Lockheed Martin Distinguished Speaker Series
Designing Secure Hardware Systems
Shawn Blanton
Trustee Professor, Electrical and Computer Engineering
Carnegie Mellon University
1:00-2:00pm Friday 7 Feb. 2020
Commons 329, UMBC
University Center Ballroom
On October 29, 2018, DARPA issued an RFI that stated: “This Request for Information (RFI) from the Defense Advanced Research Projects Agency’s (DARPA) Microsystems Technology Office (MTO) seeks information on technology, concepts, and approaches to support the integration of security capabilities directly into System on Chip (SoC) system design and to enable the autonomous integration and assembly of SoCs.

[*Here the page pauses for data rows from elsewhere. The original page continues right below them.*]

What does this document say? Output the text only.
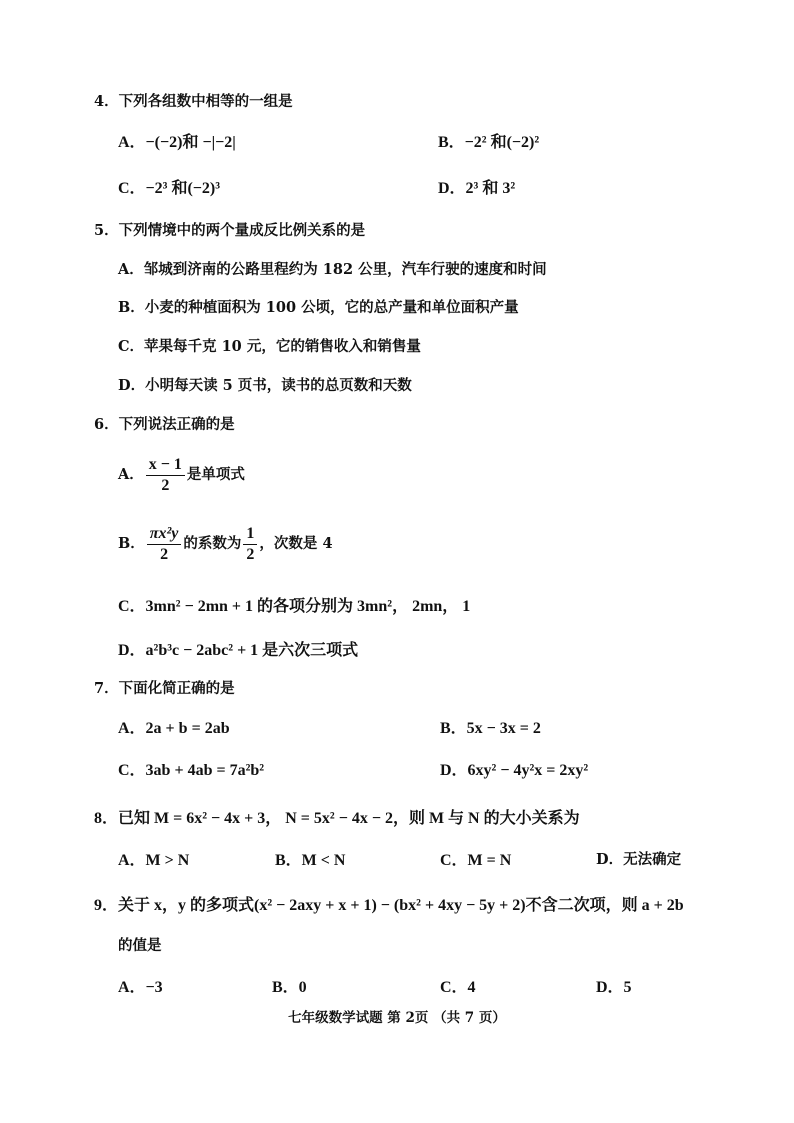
4．下列各组数中相等的一组是
A．−(−2)和 −|−2|	B．−2² 和(−2)²
C．−2³ 和(−2)³	D．2³ 和 3²
5．下列情境中的两个量成反比例关系的是
A．邹城到济南的公路里程约为 182 公里，汽车行驶的速度和时间
B．小麦的种植面积为 100 公顷，它的总产量和单位面积产量
C．苹果每千克 10 元，它的销售收入和销售量
D．小明每天读 5 页书，读书的总页数和天数
6．下列说法正确的是
A． $\frac{x - 1}{2}$ 是单项式
B． $\frac{\text{πx²y}}{2}$ 的系数为 $\frac{1}{2}$ ，次数是 4
C．3mn² − 2mn + 1 的各项分别为 3mn²， 2mn， 1
D．a²b³c − 2abc² + 1 是六次三项式
7．下面化简正确的是
A．2a + b = 2ab	B．5x − 3x = 2
C．3ab + 4ab = 7a²b²	D．6xy² − 4y²x = 2xy²
8．已知 M = 6x² − 4x + 3， N = 5x² − 4x − 2，则 M 与 N 的大小关系为
A．M > N	B．M < N	C．M = N	D．无法确定
9．关于 x，y 的多项式(x² − 2axy + x + 1) − (bx² + 4xy − 5y + 2)不含二次项，则 a + 2b
的值是
A．−3	B．0	C．4	D．5
七年级数学试题 第 2页 （共 7 页）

This RFI and the tens of millions of dollars that the US government has already invested in hardware security research and development is based on the fact that the fabrication of state-of-the-art electronics is now mostly overseas. With the recent announcement that GLOBALFOUNDRIES is going to stop all 7nm development, there is now only one company in the US that continues to pursue advanced semiconductors (Intel). Unfortunately, Intel does not have the same experience of making chips for third parties as does Samsung and (most importantly) TSMC (Taiwan Semiconductor Manufacturing Corporation). As a result, the US government believes it will be forced to fabricate advanced, sensitive electronics overseas in untrusted fabrication facilities. As a result, there is keen interest in design methodologies that mitigate reverse engineering, tampering, counterfeiting, etc.

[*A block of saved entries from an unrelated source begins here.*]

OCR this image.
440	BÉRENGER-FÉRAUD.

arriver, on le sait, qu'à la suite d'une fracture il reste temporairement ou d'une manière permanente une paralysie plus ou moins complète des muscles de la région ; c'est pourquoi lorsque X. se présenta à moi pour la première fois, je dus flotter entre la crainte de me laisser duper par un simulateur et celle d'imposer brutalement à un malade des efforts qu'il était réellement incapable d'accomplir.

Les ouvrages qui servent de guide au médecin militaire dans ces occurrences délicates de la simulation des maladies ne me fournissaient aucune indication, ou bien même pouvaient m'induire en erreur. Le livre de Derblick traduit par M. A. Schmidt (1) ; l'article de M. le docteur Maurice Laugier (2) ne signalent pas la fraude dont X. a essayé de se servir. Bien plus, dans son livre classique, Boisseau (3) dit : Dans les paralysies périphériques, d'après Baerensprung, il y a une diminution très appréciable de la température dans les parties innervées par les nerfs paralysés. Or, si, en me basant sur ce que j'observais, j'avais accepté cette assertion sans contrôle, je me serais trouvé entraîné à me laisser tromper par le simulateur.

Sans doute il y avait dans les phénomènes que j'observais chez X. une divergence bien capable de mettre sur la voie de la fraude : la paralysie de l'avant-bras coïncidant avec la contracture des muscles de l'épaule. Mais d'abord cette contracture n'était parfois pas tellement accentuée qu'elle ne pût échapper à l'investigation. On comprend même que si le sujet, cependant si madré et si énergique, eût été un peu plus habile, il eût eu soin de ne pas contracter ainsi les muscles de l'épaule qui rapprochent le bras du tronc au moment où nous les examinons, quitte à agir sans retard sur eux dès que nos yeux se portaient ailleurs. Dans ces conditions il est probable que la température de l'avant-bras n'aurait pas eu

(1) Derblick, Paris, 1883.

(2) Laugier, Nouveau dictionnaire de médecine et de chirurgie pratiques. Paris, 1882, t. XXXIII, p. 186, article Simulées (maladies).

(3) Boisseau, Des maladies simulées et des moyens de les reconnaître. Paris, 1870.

In this talk, an overview of hardware security will be presented followed by a discussion on a concept called logic locking. This approach will be described and the “back and forth” that is now occurring in the research community involving: (i) vulnerability discovery and (ii) logic locking improvement.
Shawn Blanton is a professor in the Electrical and Computer Engineering Department at Carnegie Mellon University and Associate Director of the SYSU-CMU Joint Institute of Engineering (JIE). In 1995 he received his Ph.D. in Electrical Engineering and Computer Science from the University of Michigan, Ann Arbor. His research interests include various aspects of integrated system tests, testable design, and test methodology development. He has consulted for various companies and is the founder of TestWorks, a Carnegie Mellon University spinout focused on information extraction from IC test data. He is a Fellow of the IEEE and Senior Member of the ACM and served as the program chair for the 2011 International Test Conference.